Je suis désolée mais pour savoir comment contextualiser un verset il faut se référer aux causes de la Révélation (sabab an nouzoul). Or cela ne se trouve que dans les hadiths. Or, il me semble que tu n'accordes pas de crédit à TOUS les hadiths, il y en a que tu critiques avec virulence n'est-ce pas ? Donc comment d'un côté tu te permets d'en rejeter à ta guise et selon ton ressenti et ta sensibilité et d'un autre côté tu les utilises obligatoirement pour "contextualiser" ?

Ton raisonnement est paradoxal. Et il ouvre la voie à tout et n'importe quoi. En gros, ça revient à cette phrase toute simple "on rejette ce qu'on veut et on garde ce qu'on veut".

Les hadiths ne sont PAS le claé de la contextualisation, visiblement tu ne le saisis toujours pas où alors tu déformes à dessein la réalité Celle-ci consiste dans l'application des sciences humaines, l'étude des sciences de la révélation et l'étude du contexte des élaborations théologiques passées.


Sans les hadiths, tu n'as AUCUN moyen de savoir quelles sont les sciences de la révélation. Quant aux élaborations théologiques passées, elles sont le fruit des études de nombreux savants et les dires de ces savants sont compilés et rapportés au même titre que les hadiths dits "prophétiques".



Ta "contextualisation" se base sur quelque chose de purement humain. Tu as plus de risques d'être complètement à l'ouest que proche d'une certaine vérité. L'humain est faillible.

C'est totalement faux, il existe des sources pré-islamiques émanant d'arabes ou de non-arabes qui ont relaté les modes de vie de la pénisule et les traditions culturelles qu'ils avaient.


Il y en a très très peu (dont le Coran lui-même). Mais je suis curieuse de voir tous ces historiens qui ont relaté l'Histoire de la civilisation pré-islamique sans avoir pioché dans les corpus de hadiths.
Il y a effectivement des arabes pré-islamiques qui ont laissé des récits. Mais ces récits ont été compilés par ceux-là même qui ont compilé les hadiths.
 
Comme tu le choisis visiblement, je gage que mêmes des références d'ouvrage ne te convaincront pas.

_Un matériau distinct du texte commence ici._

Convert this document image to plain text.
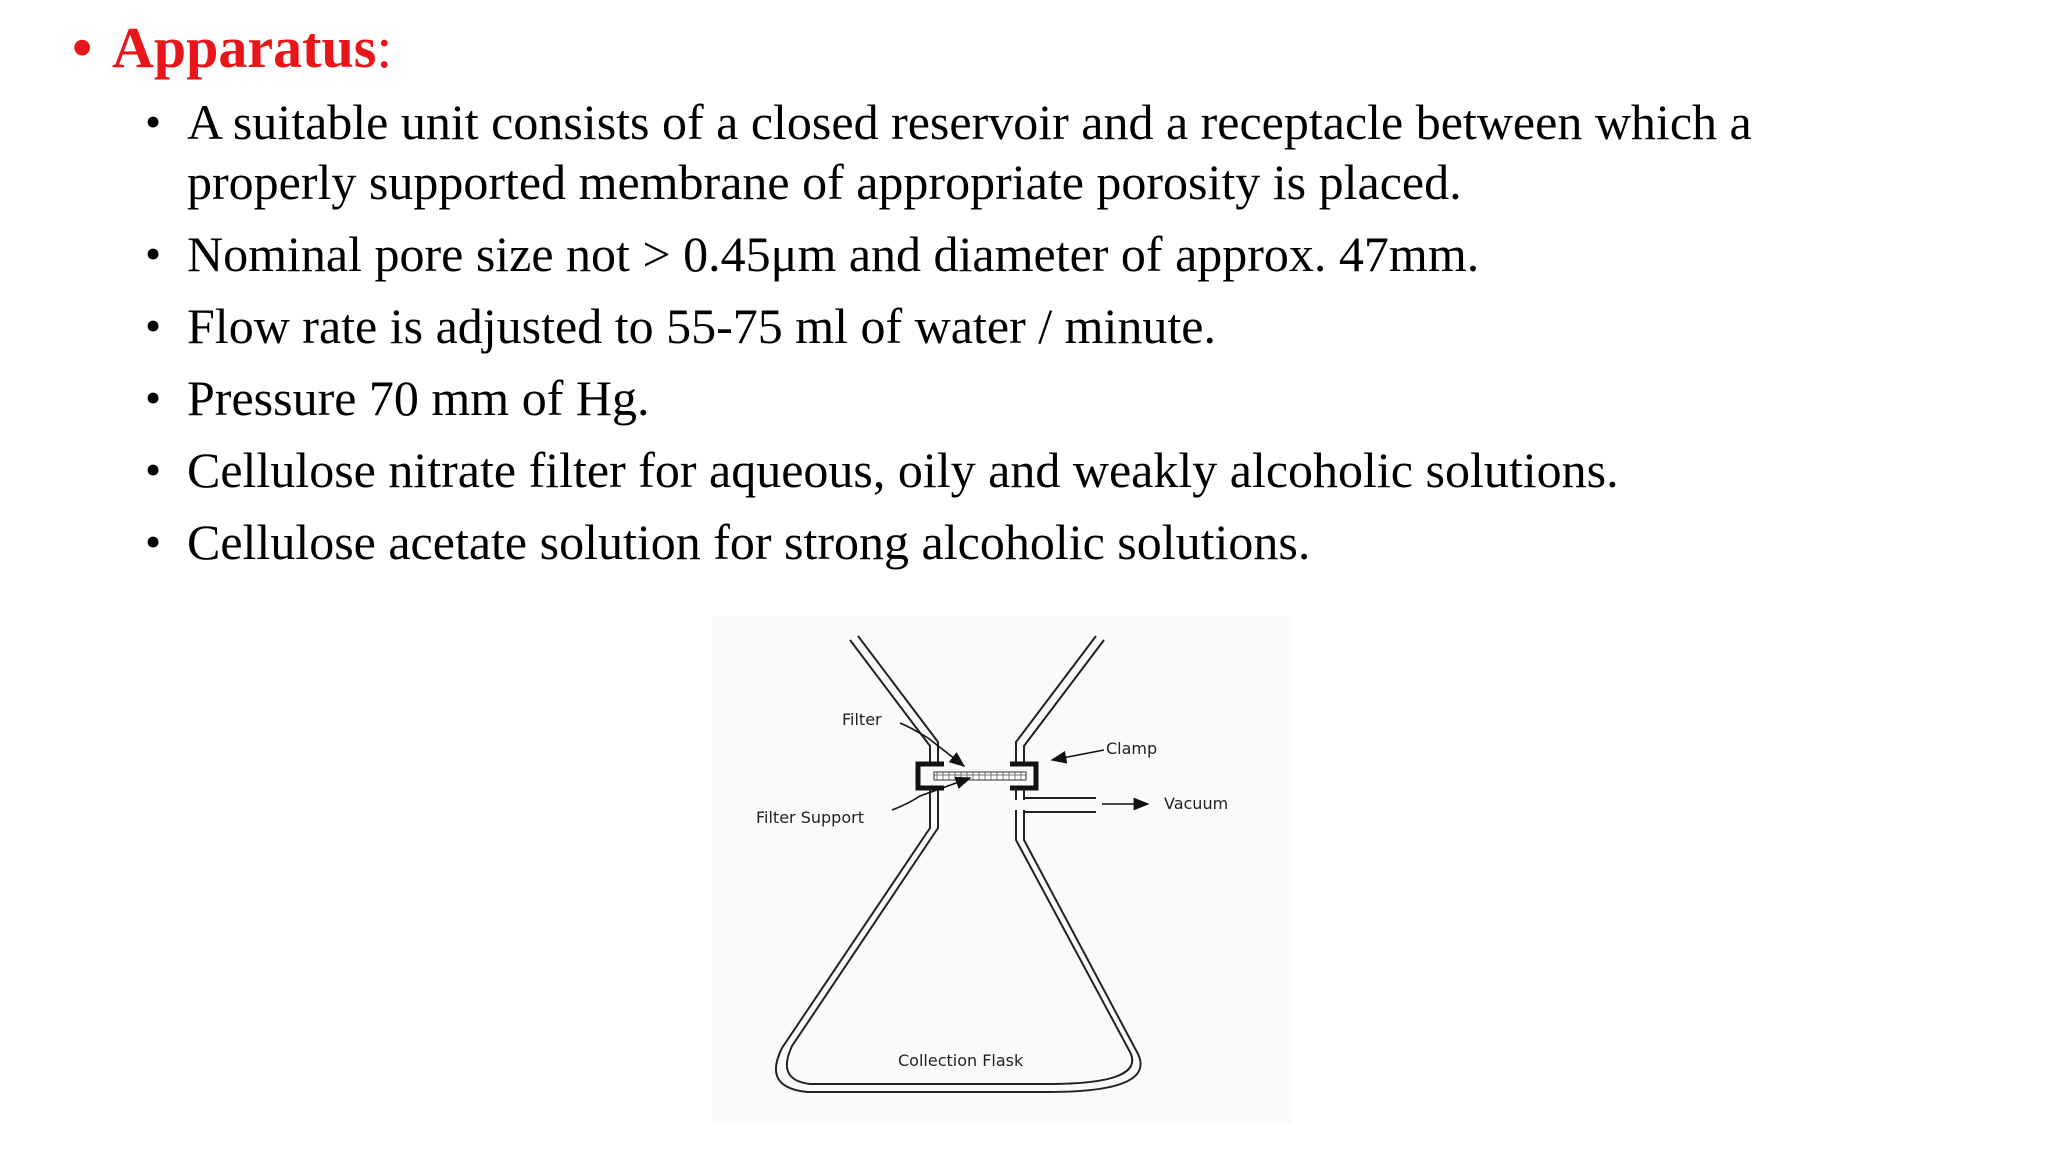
• Apparatus:
• A suitable unit consists of a closed reservoir and a receptacle between which a properly supported membrane of appropriate porosity is placed.
• Nominal pore size not > 0.45μm and diameter of approx. 47mm.
• Flow rate is adjusted to 55-75 ml of water / minute.
• Pressure 70 mm of Hg.
• Cellulose nitrate filter for aqueous, oily and weakly alcoholic solutions.
• Cellulose acetate solution for strong alcoholic solutions.
Filter
Clamp
Vacuum
Filter Support
Collection Flask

Si tu en as, j'aimerais les connaître, qu'on en finisse avec cette question.

Si le Coran avait parlé de prisons et de mises en liberté conditionnelles, personne ne l'aurait compris. Le disocurs est adapté à la réalité sociale de ceux qui le recouvent.

Et pourquoi pas ? Il y a des choses dont le Coran a traité et qui sont nouvelles pour les moeurs de l'époque pourtant (héritage des femmes, code vestimentaire, réglementation du pèlerinage et de l'impôt, divorce etc...).

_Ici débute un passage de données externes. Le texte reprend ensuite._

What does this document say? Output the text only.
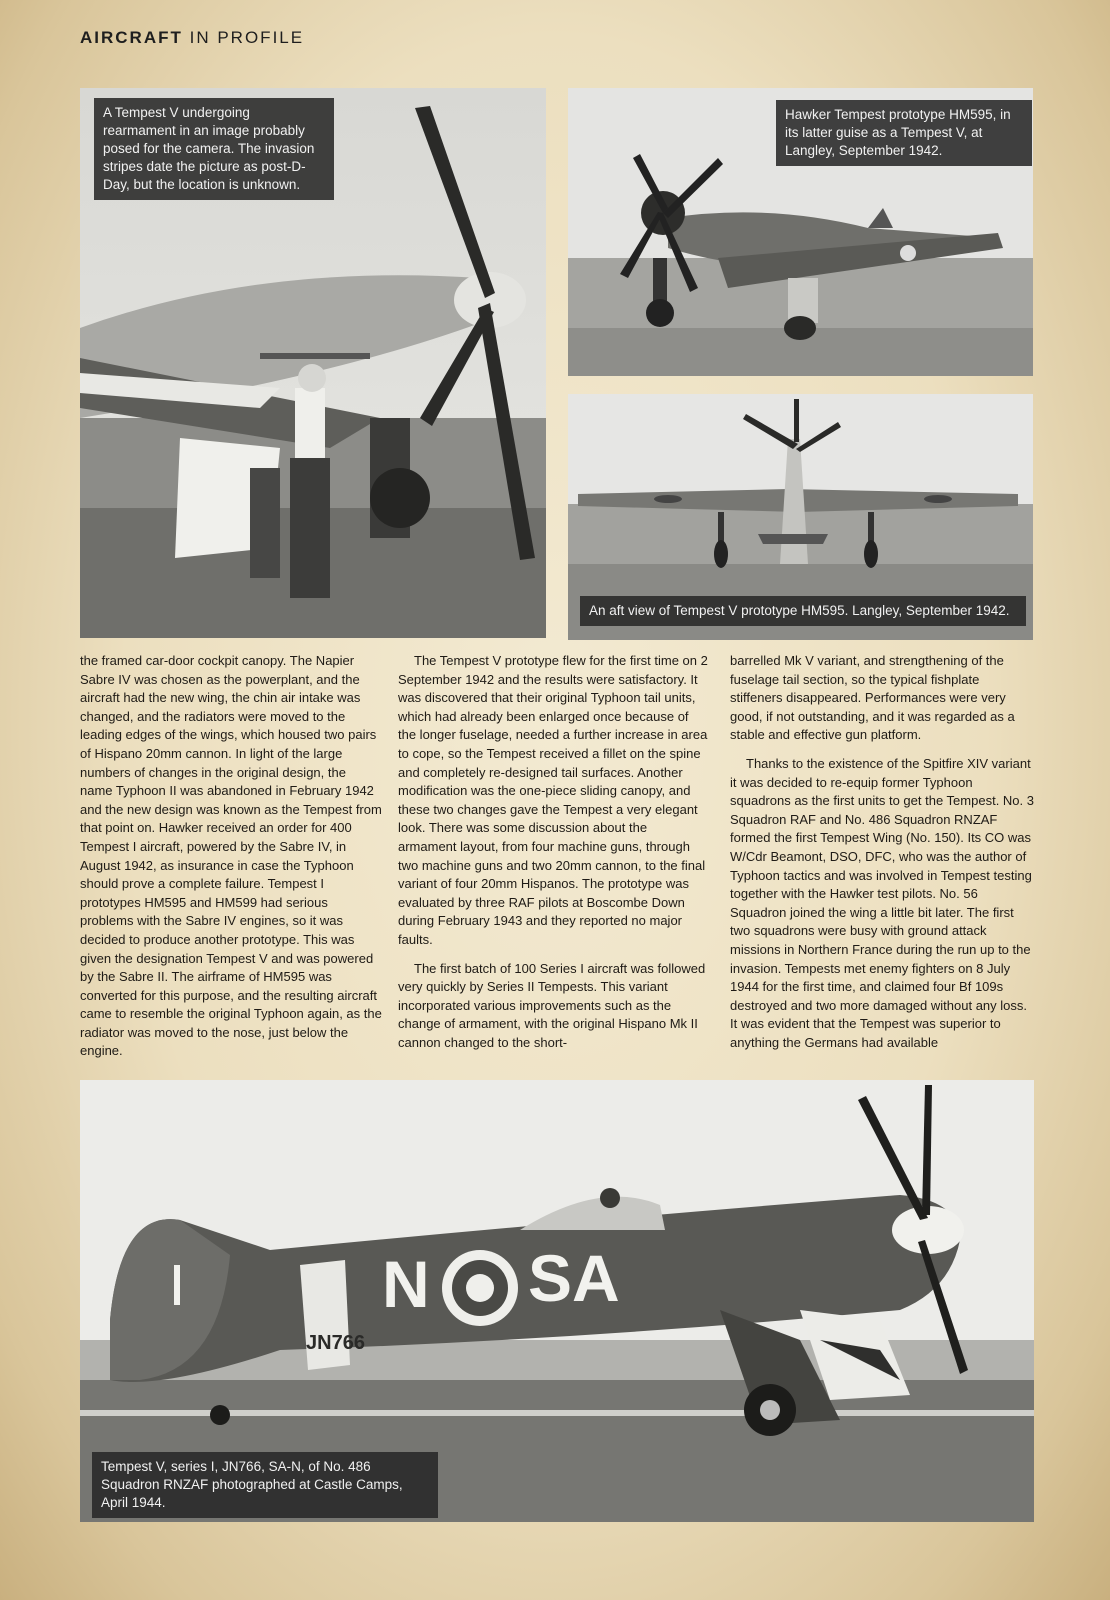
AIRCRAFT IN PROFILE
A Tempest V undergoing rearmament in an image probably posed for the camera. The invasion stripes date the picture as post-D-Day, but the location is unknown.
Hawker Tempest prototype HM595, in its latter guise as a Tempest V, at Langley, September 1942.
An aft view of Tempest V prototype HM595. Langley, September 1942.

the framed car-door cockpit canopy. The Napier Sabre IV was chosen as the powerplant, and the aircraft had the new wing, the chin air intake was changed, and the radiators were moved to the leading edges of the wings, which housed two pairs of Hispano 20mm cannon. In light of the large numbers of changes in the original design, the name Typhoon II was abandoned in February 1942 and the new design was known as the Tempest from that point on. Hawker received an order for 400 Tempest I aircraft, powered by the Sabre IV, in August 1942, as insurance in case the Typhoon should prove a complete failure. Tempest I prototypes HM595 and HM599 had serious problems with the Sabre IV engines, so it was decided to produce another prototype. This was given the designation Tempest V and was powered by the Sabre II. The airframe of HM595 was converted for this purpose, and the resulting aircraft came to resemble the original Typhoon again, as the radiator was moved to the nose, just below the engine.

The Tempest V prototype flew for the first time on 2 September 1942 and the results were satisfactory. It was discovered that their original Typhoon tail units, which had already been enlarged once because of the longer fuselage, needed a further increase in area to cope, so the Tempest received a fillet on the spine and completely re-designed tail surfaces. Another modification was the one-piece sliding canopy, and these two changes gave the Tempest a very elegant look. There was some discussion about the armament layout, from four machine guns, through two machine guns and two 20mm cannon, to the final variant of four 20mm Hispanos. The prototype was evaluated by three RAF pilots at Boscombe Down during February 1943 and they reported no major faults.

The first batch of 100 Series I aircraft was followed very quickly by Series II Tempests. This variant incorporated various improvements such as the change of armament, with the original Hispano Mk II cannon changed to the short-

barrelled Mk V variant, and strengthening of the fuselage tail section, so the typical fishplate stiffeners disappeared. Performances were very good, if not outstanding, and it was regarded as a stable and effective gun platform.

Thanks to the existence of the Spitfire XIV variant it was decided to re-equip former Typhoon squadrons as the first units to get the Tempest. No. 3 Squadron RAF and No. 486 Squadron RNZAF formed the first Tempest Wing (No. 150). Its CO was W/Cdr Beamont, DSO, DFC, who was the author of Typhoon tactics and was involved in Tempest testing together with the Hawker test pilots. No. 56 Squadron joined the wing a little bit later. The first two squadrons were busy with ground attack missions in Northern France during the run up to the invasion. Tempests met enemy fighters on 8 July 1944 for the first time, and claimed four Bf 109s destroyed and two more damaged without any loss. It was evident that the Tempest was superior to anything the Germans had available

N SA
JN766
Tempest V, series I, JN766, SA-N, of No. 486 Squadron RNZAF photographed at Castle Camps, April 1944.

En fait ce que tu essaies de dire c'est que si le Coran stipule le fouet ou l'amputation c'est pour ne pas choquer les moeurs de l'époque, pour rallier les gens à sa cause car ces législations ne leur étaient pas étrangères ?

Maintenant dis moi : quelles sont les preuves écrites et datées qui prouvent que le fouet et l'amputation par exemple aient été pratiqués avant l'islam ?

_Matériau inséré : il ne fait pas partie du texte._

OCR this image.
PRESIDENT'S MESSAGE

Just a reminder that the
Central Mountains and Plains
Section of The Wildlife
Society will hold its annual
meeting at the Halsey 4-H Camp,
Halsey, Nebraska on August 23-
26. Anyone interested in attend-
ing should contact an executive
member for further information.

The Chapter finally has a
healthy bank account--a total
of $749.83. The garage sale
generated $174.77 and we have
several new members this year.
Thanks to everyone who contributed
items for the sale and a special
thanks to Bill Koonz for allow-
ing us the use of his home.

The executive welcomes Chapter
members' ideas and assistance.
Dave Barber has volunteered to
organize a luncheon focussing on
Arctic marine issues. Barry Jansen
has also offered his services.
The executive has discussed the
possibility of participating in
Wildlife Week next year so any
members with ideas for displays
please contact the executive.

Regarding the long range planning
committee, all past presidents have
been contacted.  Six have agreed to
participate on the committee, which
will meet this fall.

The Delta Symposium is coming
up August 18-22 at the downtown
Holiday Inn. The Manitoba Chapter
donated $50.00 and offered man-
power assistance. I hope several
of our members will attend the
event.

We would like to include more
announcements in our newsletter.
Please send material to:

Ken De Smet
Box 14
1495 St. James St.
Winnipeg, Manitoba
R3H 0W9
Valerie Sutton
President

Ensuite j'aimerais comprendre ceci : comment peut-on croire qu'un Dieu, par définition Sage et Juste, puisse envoyer des lois dans un but uniquement stratégique et ce malgré le caractère particulièrement sévère de ces lois ? Pourquoi les gens de l'époque ont-ils du subir ces lois contrairement aux gens de maintenant qui ne devraient pas ?

Le discours contient deux éléments : une forme et un fond. Tu choisis de figer les deux, là ou d'autres perçoivent la temporalité historique de la première et privilégient donc le second, en ne le rendant pas prisonnier d'une mise en pratique condamnée à ne plus jamais évoluer.

Il y a des versets clairement contextuels dans le Coran mais on le sait, le verset lui-même le suggère (par exemple les versets sur les batailles...). Et il y a d'autres versets qui n'ont absolument pas besoin d'être "revisités" car ils sont déjà clairs.

Il y a également des thèmes qui ne sont pas traités dans le Coran mais on a des indices, des principes qui nous guident afin que l'on puisse y apporter des réponses. Donc non la vision "littéraliste" ne fige pas le Coran, si le Coran était "figé" il serait temporel, or la définition même de l'intemporalité c'est d'être valable quel que soit le temps.
 
Salam Shehzad,

Voilà, je trouve enfin le temps de répondre de manière complète à ta dernière intervention. Tu y poses un certain nombre de questions et je vais tenter d’y répondre ici de manière structurée.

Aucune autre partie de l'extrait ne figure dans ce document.